Les entreprises impliquées dans le projet, dont le groupe Jhonlin, emploient du personnel militaire pour l’acquisition des terres et l’arpentage, ce qui exerce une pression massive sur les communautés. Les soldats participent au défrichage et à la destruction des zones importantes pour les populations autochtones. Le transport et la vente des bois tropicaux sont également assurés par l’armée. L’engagement des militaires doit même aller jusqu’aux travaux agricoles, ainsi qu’à la production de sucre et de bioéthanol.

« La participation de l’armée au Food Estate de Merauke peut menacer la vie des Papous. Elle entraînera encore plus de violations des droits humains, de violence et d’arbitraire, c’est-à-dire de violations de la Constitution et des lois. De plus, les accords internationaux sur le développement durable seront  bafoués », déclare Teddy Wakum, porte-parole de l’initiative #SolidaritasMerauke.

Des organisations indigènes et de protection de l’environnement demandent au président sortant Joko Widodo et à son successeur Prabowo Subianto de mettre fin au projet ainsi que de renoncer à la création d’un nouveau bataillon pour Merauke. De manière générale, aucun projet économique ne devrait être imposé par la force militaire.

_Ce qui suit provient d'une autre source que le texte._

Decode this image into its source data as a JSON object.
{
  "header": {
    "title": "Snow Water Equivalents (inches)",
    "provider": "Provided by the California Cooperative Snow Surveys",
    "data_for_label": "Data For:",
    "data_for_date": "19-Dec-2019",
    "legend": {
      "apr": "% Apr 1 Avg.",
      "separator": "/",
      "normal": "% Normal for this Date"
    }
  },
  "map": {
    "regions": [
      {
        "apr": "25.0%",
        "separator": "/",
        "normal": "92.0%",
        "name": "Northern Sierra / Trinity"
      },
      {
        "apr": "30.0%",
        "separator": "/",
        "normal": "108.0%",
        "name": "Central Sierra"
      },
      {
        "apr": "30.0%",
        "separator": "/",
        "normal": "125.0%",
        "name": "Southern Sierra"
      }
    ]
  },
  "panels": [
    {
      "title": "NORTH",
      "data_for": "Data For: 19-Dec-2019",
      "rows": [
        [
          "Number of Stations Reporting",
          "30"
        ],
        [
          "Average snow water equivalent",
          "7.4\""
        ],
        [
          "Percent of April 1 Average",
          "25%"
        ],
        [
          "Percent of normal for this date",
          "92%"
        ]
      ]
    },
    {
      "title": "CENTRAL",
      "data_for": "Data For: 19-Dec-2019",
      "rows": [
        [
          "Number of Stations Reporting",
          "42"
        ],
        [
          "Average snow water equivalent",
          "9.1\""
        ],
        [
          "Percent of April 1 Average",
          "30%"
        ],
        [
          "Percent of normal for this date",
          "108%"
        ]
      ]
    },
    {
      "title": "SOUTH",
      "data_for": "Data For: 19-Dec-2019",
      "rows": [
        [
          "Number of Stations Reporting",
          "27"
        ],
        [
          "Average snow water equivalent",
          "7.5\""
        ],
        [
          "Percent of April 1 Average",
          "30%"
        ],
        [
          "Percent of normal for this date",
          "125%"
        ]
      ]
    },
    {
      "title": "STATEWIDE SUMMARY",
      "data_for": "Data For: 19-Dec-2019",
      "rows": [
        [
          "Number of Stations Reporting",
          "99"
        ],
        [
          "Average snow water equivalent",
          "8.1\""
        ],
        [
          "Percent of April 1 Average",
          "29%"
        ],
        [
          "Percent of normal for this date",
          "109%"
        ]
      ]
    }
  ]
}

Sucre et bioéthanol à Merauke

Le projet de production de sucre et de bioéthanol à Merauke fait partie du programme "Alimentation et énergie" du gouvernement du président Joko Widodo. Il a été officiellement lancé en novembre 2023 par le ministre coordinateur des Affaires économiques, Airlangga Hartarto.

Les travaux ont commencé en juin 2024, avec l’accaparement des terres, le non-respect des droits des autochtones, des défrichages et autres interventions massives dans l’écologie de Merauke.

Une surface d’environ 400 000 hectares doit être déboisée pour établir des cultures de canne à sucre. Au total, les plantations doivent s’étendre sur deux millions d’hectares, là où se trouve encore aujourd’hui la forêt tropicale. Cinq usines sucrières sont projetées, ainsi que des installations pour la production d’éthanol et les infrastructures correspondantes.

Lors d’une cérémonie le 23 juillet 2024, le président Joko Widodo a mis en terre le premier plant de canne à sucre, sur la surface défrichée de l’entreprise de plantation PT Global Papua Abadi dans le village de Sermayam près de Merauke.

Le groupe Jhonlin a commandé 2 000 excavatrices en Chine, dont des centaines sont déjà arrivées à Merauke.

Pour les groupes de défense de l’environnement et des droits humains, le projet de production de sucre et de bioéthanol de Merauke mènera à une catastrophe écologique et sociale, au seul profit d’une poignée d’entreprises et de banques.